In that way, the conflicting black-and-white narratives of Trump's allies and critics — who portray him as a martyr and a crook, respectively — may elide the fuzzier question of when political action becomes criminal activity.
Kim Wehle, a law professor who worked in independent counsel Kenneth Starr's office during President Bill Clinton's impeachment, said Trump's positions as a candidate and a former president don't make his actions political rather than criminal.
“To call this political, when it is about a politician, is double-speak," Wehle said. "There are plenty of politicians who have been indicted, prosecuted and convicted over American history. The fact that he is embroiled in politics does not somehow lower the standard or change the standard for prosecution from the standpoint of lawyers and the law.”
She said she believes Bragg would have indicted Trump only if he believed he could prove crimes were committed.
“If the facts are very weak and not provable beyond a reasonable doubt but a prosecutor brings a charge anyway just to make an impact politically, that would arguably be a different matter," Wehle said. "But by all accounts, Bragg is a careful and experienced prosecutor. He understands the stakes, so I doubt this will be a flimsy case.”
Before his discordantly triumphant return to the Mar-a-Lago club, Trump demonstrated his ability to shape his own story — at least for the voters who identify with his Make America Great Again set.
As he rolled toward the courthouse in a caravan, Trump posted a note to his followers on the Truth Social media platform that captured both his defiance and the personal shock of the moment.
"Seems so SURREAL — WOW, they are going to ARREST ME," he wrote. "Can’t believe this is happening in America. MAGA!"

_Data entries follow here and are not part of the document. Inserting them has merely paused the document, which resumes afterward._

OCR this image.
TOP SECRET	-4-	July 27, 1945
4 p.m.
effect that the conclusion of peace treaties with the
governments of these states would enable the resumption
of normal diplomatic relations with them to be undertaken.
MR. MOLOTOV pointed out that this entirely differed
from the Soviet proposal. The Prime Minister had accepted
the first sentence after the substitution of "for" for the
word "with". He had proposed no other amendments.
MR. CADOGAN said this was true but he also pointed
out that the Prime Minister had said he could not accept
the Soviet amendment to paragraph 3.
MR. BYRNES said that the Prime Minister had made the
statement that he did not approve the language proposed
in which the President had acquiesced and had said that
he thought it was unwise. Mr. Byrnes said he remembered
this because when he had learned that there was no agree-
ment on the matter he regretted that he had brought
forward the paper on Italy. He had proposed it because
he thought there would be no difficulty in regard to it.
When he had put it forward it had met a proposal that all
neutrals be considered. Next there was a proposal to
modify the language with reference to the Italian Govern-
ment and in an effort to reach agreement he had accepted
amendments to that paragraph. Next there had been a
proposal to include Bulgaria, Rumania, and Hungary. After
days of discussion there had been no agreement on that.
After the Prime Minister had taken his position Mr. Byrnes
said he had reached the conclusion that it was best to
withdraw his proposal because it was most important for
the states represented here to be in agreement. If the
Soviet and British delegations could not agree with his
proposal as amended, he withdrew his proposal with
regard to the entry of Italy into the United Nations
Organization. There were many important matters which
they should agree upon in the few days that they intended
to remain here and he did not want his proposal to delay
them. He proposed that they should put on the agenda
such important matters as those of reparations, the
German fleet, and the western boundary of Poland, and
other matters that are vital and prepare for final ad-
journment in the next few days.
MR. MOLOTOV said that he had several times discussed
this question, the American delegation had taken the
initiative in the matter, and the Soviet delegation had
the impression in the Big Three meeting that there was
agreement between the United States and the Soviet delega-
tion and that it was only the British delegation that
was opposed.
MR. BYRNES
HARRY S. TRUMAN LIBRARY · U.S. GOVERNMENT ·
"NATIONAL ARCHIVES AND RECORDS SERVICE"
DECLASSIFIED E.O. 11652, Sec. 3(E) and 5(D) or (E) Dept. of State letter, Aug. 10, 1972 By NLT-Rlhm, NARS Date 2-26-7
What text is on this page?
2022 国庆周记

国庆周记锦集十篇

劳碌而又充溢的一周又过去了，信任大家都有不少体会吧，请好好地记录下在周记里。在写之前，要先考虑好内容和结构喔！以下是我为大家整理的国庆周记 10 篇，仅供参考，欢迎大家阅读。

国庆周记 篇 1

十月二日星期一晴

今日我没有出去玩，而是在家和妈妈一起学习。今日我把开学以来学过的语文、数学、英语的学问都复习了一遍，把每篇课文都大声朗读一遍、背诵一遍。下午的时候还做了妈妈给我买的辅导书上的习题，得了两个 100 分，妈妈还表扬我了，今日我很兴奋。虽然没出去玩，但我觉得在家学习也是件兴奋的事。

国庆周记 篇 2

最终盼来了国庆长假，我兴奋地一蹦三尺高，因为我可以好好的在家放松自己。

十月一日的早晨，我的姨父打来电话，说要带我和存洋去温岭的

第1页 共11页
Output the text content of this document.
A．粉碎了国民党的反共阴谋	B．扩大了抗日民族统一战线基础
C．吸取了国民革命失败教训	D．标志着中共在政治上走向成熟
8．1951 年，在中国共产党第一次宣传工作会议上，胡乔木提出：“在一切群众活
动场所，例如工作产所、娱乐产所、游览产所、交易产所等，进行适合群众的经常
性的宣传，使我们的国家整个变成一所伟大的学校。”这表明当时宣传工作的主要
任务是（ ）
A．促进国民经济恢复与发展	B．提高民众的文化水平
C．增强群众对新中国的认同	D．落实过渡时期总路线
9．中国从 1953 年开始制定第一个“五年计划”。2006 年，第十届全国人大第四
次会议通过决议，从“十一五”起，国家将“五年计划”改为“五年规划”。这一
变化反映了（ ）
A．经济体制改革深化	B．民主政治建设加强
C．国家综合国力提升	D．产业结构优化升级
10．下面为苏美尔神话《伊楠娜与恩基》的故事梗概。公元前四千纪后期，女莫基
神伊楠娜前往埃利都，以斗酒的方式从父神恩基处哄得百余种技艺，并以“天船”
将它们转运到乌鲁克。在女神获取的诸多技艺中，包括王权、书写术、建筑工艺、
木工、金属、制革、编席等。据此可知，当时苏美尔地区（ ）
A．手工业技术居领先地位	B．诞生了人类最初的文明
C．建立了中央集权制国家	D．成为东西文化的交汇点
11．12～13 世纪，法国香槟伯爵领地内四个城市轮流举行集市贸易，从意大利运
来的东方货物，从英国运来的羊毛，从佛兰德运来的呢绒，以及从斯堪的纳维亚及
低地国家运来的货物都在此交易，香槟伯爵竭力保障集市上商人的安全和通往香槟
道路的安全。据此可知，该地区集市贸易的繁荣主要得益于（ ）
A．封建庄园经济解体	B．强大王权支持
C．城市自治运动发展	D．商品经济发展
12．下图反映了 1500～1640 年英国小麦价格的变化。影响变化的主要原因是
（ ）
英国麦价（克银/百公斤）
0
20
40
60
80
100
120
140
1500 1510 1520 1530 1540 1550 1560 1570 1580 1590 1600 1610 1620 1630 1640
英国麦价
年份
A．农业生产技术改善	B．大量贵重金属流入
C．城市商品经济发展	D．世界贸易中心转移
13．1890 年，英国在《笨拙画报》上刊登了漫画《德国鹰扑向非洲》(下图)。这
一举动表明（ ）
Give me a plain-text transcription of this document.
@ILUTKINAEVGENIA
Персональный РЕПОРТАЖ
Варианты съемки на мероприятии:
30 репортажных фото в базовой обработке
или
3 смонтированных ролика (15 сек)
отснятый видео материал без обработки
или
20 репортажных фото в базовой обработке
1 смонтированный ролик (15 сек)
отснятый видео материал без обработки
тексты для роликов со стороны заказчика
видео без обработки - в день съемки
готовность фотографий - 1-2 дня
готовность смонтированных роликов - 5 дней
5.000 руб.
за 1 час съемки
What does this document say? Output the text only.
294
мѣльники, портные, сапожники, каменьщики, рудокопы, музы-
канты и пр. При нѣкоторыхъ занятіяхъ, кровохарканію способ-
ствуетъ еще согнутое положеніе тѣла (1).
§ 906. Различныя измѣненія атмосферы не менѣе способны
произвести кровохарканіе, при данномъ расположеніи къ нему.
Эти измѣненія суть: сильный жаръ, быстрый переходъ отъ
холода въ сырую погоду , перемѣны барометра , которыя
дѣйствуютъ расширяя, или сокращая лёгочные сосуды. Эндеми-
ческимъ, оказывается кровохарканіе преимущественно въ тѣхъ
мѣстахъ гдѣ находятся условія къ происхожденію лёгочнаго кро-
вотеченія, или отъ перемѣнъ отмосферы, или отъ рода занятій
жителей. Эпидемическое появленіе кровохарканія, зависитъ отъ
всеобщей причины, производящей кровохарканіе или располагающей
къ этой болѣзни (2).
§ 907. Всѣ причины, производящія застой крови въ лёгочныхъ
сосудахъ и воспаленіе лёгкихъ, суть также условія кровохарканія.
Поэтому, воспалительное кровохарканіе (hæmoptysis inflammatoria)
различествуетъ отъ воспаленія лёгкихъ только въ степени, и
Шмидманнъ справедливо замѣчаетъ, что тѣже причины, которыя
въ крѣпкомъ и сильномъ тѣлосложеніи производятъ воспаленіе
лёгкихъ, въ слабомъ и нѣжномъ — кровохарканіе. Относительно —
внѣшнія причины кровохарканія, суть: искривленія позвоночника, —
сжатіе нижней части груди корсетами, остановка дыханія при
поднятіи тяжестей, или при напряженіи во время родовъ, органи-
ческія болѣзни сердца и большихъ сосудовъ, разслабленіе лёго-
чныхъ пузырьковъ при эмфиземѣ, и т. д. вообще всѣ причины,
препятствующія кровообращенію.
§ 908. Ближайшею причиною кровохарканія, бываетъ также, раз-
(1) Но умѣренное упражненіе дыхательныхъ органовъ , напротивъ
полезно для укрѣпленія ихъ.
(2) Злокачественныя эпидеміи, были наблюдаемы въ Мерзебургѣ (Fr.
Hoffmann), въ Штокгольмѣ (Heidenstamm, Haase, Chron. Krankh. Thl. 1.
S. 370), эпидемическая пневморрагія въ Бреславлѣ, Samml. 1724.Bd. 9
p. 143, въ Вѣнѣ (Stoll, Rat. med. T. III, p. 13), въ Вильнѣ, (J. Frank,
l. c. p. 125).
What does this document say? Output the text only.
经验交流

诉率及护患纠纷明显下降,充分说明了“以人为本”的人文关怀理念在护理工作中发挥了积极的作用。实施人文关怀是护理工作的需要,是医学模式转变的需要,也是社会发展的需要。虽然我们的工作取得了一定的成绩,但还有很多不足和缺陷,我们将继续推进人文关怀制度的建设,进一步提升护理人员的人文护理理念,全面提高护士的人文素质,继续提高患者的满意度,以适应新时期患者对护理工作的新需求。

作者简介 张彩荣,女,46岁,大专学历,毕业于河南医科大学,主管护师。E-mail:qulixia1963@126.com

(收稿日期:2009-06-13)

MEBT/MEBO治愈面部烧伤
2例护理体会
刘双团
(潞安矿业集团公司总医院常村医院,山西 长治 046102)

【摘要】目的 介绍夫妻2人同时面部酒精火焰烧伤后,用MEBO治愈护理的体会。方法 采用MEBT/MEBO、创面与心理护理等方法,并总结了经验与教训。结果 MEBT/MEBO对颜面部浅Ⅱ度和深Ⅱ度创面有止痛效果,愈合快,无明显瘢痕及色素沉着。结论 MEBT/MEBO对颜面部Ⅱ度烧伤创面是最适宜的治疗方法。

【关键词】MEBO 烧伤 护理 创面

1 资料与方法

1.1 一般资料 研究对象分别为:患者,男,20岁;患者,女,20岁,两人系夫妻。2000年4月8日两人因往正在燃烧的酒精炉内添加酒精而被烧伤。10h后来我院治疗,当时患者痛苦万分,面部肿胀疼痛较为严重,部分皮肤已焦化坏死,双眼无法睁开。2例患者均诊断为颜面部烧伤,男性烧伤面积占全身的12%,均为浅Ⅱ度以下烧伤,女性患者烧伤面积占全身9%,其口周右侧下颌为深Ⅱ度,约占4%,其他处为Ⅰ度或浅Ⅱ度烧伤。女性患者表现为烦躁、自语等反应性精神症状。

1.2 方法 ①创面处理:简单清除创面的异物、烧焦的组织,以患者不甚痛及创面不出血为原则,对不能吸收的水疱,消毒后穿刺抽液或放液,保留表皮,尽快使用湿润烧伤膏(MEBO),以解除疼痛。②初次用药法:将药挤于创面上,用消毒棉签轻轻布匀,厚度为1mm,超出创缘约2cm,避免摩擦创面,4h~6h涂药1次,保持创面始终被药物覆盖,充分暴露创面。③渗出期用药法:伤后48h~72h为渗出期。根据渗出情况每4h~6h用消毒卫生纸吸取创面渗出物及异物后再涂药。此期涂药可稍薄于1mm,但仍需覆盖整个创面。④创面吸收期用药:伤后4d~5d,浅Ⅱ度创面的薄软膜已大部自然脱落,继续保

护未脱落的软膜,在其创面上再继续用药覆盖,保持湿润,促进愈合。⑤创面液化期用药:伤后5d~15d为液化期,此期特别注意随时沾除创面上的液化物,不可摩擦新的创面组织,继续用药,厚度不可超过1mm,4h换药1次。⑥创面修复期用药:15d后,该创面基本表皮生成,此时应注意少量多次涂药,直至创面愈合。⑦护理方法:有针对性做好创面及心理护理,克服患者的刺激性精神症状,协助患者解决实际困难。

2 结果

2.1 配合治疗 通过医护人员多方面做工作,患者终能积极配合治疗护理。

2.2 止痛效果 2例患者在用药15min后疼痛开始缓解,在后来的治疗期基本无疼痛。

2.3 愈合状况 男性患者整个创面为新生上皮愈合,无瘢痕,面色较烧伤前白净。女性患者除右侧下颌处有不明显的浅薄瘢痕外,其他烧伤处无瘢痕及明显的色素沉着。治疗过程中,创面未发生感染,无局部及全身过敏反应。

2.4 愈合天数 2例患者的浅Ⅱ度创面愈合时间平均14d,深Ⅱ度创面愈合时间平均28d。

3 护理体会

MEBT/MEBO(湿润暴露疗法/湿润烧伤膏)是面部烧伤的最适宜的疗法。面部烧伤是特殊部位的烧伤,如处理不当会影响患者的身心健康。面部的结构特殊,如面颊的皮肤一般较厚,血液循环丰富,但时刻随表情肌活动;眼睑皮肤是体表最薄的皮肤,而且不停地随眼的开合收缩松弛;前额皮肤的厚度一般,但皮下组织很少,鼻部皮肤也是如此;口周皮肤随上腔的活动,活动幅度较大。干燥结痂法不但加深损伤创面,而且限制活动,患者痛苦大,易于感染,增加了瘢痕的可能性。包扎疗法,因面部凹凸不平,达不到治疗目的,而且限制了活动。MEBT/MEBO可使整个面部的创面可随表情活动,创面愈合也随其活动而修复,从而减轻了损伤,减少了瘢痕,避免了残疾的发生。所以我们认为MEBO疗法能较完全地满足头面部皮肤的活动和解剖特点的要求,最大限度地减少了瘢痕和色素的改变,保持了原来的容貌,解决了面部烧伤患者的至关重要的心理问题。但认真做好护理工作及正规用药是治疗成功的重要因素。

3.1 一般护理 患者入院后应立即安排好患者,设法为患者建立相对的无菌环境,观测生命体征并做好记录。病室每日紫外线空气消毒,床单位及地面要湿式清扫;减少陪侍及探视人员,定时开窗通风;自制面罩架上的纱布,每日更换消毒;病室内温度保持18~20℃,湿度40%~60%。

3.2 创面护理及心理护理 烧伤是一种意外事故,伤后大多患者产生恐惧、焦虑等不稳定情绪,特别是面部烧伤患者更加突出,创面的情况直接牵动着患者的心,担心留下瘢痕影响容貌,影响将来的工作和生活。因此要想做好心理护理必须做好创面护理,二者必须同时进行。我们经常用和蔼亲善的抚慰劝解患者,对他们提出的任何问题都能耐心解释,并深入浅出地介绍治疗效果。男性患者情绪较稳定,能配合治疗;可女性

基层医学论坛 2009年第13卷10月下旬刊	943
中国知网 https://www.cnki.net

Trump wasn't subjected to posing for a mug shot during his arrest, but he mugged for news cameras when he took the stage at Mar-a-Lago. Earlier in the day, his campaign blasted an email out to supporters offering donors a shirt emblazoned with a fake Trump mug shot above the words "NOT GUILTY."
Asked whether the New York case could hurt Trump in a general election, Lake said: "Not at all. Are you kidding?"
"President Trump has been bullied every damn day since he dared to stand up for we the people," she said, adding: "He's being bullied, and you know who the victim is? We the people, and we're tired of it."
Trump found a warm embrace from the hundreds of people who came to his club to welcome him home.
Many of them wore clothes bearing Trump's name, including a group of pro-Trump bikers in sleeveless leather jackets with "45" in the center on the back — his number in the line of American presidents.
Lance Winkler, a retired church musician, said he is a Trump backer who came to the club for the first time Tuesday because of the indictment.
"It had no appeal to come here except that I’m worried about the country," Winkler said. "He was arrested today, and I’m pretty sure that it’s political."
Winkler said he believes Trump’s political opponents are setting up to steal the 2024 election — a claim connected to Trump’s false assertion that his 2020 defeat was fraudulent.
"He’ll win, but he may not be president," Winkler said of Trump’s chances if he’s the GOP nominee.
Not all of the guests at Mar-a-Lago on Tuesday are committed to Trump in 2024.
Laura Petrillo, a club member with homes in New York and Florida, said she sees the Manhattan case as a “witch hunt.” But Petrillo, a stay-at-home mom, confided she’s not sure whom she will back in the GOP primary, expressing worry that legal trouble could hinder Trump in a general election.
“I do have concerns about that,” she said.